I am mildly concerned about the changes in LLM pricing / access. I use the subscription model, but I think I cost Anthropic much more than the monthly fee. This access is subsidized by other users somehow. If I had to pay the true cost of tokens, which I guess would be in the $500-2000/month range, this would be harder to sustain. It is not that easy to get money for software development, so it would have to be bootstrapped by other work.
I am not too worried about this. In other projects, if there are issues reported on GitHUB, I can get Claude to review them, pose solutions, implement and test them.
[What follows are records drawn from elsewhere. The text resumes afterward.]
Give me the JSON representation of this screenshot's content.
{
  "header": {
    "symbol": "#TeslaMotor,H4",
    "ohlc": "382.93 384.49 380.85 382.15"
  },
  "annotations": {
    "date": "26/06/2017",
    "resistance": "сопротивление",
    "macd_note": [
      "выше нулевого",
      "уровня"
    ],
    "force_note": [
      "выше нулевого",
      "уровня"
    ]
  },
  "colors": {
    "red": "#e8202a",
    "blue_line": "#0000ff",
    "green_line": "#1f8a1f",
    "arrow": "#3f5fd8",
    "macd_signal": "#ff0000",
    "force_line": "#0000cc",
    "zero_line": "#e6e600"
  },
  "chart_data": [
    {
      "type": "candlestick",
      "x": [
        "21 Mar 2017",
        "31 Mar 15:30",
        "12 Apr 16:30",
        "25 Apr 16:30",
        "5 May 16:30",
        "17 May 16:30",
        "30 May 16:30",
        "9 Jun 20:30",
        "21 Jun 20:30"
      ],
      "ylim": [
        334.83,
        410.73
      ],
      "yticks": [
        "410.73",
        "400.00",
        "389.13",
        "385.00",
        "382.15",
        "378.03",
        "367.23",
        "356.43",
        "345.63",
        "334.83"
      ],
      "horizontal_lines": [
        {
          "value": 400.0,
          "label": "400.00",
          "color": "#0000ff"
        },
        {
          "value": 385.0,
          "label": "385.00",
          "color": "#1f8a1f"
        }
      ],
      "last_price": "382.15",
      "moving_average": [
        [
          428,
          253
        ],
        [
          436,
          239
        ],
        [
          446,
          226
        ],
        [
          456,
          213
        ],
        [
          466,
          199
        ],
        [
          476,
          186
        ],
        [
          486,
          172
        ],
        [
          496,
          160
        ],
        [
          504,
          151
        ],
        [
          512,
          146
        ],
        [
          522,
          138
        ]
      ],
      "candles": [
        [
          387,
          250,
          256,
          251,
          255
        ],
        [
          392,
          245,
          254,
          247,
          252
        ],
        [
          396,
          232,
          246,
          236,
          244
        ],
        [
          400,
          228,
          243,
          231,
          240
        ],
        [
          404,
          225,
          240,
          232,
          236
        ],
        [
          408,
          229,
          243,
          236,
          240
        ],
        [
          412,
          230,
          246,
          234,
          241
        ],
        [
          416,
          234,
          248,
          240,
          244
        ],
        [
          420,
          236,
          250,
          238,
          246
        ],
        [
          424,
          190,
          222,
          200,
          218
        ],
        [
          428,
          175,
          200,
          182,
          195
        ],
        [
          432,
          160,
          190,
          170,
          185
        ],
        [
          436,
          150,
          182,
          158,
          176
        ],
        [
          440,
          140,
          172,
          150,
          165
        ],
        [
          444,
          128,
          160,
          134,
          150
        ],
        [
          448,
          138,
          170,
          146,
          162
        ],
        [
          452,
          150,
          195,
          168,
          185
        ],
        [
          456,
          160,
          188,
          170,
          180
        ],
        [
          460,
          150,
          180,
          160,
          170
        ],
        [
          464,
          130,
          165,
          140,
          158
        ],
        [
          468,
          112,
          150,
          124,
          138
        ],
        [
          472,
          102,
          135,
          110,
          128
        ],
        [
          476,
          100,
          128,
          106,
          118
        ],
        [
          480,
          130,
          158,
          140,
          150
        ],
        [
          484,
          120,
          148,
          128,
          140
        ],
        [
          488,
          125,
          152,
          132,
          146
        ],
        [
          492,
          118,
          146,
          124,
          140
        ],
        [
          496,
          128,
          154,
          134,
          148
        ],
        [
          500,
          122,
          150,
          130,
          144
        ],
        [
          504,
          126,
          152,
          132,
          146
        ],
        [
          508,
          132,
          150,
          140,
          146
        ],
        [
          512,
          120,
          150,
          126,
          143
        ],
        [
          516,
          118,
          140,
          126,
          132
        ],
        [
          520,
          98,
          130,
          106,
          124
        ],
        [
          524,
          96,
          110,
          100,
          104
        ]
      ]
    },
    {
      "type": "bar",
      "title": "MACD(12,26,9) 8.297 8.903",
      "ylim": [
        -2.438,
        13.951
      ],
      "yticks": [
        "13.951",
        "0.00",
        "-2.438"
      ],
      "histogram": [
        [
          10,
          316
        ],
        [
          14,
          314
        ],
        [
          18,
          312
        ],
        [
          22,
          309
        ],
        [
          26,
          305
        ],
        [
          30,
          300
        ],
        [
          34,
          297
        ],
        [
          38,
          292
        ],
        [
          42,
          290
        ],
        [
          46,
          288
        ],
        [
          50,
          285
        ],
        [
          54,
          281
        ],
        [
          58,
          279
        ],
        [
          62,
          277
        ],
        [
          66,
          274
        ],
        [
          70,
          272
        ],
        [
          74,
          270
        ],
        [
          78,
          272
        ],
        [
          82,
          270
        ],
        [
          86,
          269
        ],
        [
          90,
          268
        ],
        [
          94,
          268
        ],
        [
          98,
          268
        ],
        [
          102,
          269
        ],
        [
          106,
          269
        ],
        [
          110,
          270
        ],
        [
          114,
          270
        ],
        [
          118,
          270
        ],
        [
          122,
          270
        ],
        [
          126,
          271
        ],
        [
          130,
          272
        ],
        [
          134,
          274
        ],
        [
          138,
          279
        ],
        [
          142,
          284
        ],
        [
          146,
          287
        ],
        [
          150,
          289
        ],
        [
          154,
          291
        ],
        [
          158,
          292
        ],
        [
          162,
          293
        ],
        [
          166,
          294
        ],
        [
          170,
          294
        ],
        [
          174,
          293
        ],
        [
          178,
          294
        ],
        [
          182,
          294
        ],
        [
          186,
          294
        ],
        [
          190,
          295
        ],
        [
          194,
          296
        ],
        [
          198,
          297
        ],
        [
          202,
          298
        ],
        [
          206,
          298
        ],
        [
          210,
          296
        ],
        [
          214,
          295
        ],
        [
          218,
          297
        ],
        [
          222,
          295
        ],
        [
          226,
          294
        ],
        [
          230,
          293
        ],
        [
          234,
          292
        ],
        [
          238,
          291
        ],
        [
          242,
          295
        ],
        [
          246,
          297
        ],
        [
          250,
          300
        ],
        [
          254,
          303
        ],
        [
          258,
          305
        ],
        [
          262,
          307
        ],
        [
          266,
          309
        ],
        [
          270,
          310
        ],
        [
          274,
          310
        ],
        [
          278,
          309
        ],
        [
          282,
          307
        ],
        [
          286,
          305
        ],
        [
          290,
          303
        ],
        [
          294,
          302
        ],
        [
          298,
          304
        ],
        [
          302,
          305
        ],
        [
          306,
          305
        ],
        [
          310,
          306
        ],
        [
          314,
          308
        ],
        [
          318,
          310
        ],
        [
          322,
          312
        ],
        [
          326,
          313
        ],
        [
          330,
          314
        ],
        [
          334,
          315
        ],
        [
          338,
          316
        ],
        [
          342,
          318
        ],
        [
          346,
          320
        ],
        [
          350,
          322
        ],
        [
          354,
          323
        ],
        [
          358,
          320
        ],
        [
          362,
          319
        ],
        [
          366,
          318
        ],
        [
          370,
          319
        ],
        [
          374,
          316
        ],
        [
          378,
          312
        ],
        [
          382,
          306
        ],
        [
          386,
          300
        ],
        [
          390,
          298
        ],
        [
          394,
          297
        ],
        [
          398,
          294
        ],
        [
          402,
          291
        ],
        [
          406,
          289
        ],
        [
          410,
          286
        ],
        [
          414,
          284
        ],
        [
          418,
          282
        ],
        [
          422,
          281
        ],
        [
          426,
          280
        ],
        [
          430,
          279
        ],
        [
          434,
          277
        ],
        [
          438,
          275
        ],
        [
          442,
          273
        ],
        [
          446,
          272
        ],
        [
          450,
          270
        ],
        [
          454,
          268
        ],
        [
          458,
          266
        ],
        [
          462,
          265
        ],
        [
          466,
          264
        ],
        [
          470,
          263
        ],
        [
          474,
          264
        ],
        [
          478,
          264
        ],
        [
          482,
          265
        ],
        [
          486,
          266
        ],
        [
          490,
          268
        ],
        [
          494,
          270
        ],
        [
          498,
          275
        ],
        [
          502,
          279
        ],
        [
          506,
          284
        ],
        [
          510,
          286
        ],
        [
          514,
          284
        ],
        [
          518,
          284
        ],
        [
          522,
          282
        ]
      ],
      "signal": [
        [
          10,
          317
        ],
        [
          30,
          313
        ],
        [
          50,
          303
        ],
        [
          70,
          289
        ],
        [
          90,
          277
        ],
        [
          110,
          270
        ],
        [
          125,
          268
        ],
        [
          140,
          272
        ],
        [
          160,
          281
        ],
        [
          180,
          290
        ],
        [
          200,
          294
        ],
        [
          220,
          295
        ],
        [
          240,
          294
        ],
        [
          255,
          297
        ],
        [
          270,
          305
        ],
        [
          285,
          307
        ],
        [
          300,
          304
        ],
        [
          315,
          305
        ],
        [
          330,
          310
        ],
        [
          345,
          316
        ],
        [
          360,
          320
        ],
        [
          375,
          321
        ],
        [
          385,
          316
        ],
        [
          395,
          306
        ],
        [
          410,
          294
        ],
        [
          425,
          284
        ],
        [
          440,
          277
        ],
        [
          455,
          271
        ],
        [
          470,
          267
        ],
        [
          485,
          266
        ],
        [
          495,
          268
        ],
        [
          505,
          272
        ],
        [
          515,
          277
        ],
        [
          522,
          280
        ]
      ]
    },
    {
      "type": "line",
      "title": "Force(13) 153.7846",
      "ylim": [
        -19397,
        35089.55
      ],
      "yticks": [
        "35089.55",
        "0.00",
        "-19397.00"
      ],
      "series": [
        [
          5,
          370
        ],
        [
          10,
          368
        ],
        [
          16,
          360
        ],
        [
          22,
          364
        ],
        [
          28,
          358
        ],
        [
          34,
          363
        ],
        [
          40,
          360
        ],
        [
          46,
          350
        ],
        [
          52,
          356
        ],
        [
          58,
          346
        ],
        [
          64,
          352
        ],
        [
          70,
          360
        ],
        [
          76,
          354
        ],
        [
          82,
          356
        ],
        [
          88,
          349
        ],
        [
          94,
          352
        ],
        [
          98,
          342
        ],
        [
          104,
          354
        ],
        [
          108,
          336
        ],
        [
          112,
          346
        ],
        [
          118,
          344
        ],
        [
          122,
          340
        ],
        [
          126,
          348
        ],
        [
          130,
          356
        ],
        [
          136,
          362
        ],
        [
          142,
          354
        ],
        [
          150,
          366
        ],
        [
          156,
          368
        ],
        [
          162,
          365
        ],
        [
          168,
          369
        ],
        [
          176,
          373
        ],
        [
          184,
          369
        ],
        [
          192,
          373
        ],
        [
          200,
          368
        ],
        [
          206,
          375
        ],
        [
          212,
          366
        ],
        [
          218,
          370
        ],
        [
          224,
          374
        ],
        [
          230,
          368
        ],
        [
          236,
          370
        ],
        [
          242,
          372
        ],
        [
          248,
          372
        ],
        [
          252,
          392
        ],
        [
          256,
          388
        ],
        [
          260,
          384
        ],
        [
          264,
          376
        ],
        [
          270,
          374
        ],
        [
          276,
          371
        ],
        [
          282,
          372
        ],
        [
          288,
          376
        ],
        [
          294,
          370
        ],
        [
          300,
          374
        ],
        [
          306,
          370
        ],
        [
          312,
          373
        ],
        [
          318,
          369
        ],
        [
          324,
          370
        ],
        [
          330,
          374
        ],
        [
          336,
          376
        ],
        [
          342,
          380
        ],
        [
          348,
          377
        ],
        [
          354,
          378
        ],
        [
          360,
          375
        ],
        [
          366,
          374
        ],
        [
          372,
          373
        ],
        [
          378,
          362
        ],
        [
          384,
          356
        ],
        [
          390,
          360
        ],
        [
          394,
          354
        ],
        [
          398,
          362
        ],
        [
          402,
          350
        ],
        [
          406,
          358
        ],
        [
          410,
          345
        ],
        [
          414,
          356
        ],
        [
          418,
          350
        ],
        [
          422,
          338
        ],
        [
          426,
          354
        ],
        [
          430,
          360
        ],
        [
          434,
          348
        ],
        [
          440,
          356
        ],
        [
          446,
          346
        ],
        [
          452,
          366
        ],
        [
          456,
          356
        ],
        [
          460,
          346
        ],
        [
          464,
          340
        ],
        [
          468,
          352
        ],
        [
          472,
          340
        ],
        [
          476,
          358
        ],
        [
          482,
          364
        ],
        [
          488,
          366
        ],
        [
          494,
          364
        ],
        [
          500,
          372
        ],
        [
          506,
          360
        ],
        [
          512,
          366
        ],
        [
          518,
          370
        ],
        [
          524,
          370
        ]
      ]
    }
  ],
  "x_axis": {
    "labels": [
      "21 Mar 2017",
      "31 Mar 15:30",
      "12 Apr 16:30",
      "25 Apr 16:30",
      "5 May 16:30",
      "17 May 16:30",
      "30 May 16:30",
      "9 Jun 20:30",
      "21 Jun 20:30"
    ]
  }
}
As long as I have access to LLMs, I think this will be manageable. Without it, like other projects I have had, issues are likely to accumulate unless I find a way to spend more time on them.
ripopt currently lacks community. I have been the only developer and have only recently shared it. It is part of a broader ecosystem I am developing, and as long as that ecosystem is active, I will have motivation to maintain and continue improving it. It is hard work to develop a community to maintain momentum on these projects, and if one doesn’t nucleate around it, it is likely to languish when I inevitably get busy with other things. I hope this is just the beginning, but life has a way of being unpredictable. For example, just three months ago I would not have predicted I even try making this!
I have written a lot of software in my life. This was very different. It was more creative than it might seem; I had to conceive the idea, steer it, think through the best path, etc. I could not have written this myself. I really think the result of this work is better than anything I could have done without Claude code. The code is not perfect, but it is well documented, tested, and does well on benchmarks. I will learn from this, and continue on this path while LLMs are available.
Is it my code? I am not sure. It is not even clear if the code can be copyrighted (the Supreme Court recently declined to overrule a lower court decision that AI generated art cannot be copyrighted). The effort to make this was sufficiently low that I don’t think the original goals of copyright even apply.
I certainly think the last 25 years I spent writing code, learning to debug, understanding algorithms, benchmarking etc, were essential to making this possible. The last year of using LLMs for a very broad range of activites: Youtube videos, fiction, a variety of other software projects, etc. were also crucial in preparing me to do this. I continue to push the boundaries of what I can do with LLMs, and I think this is a very exciting time to be doing this. I am not sure how long this will last, but I am going to enjoy it while it does.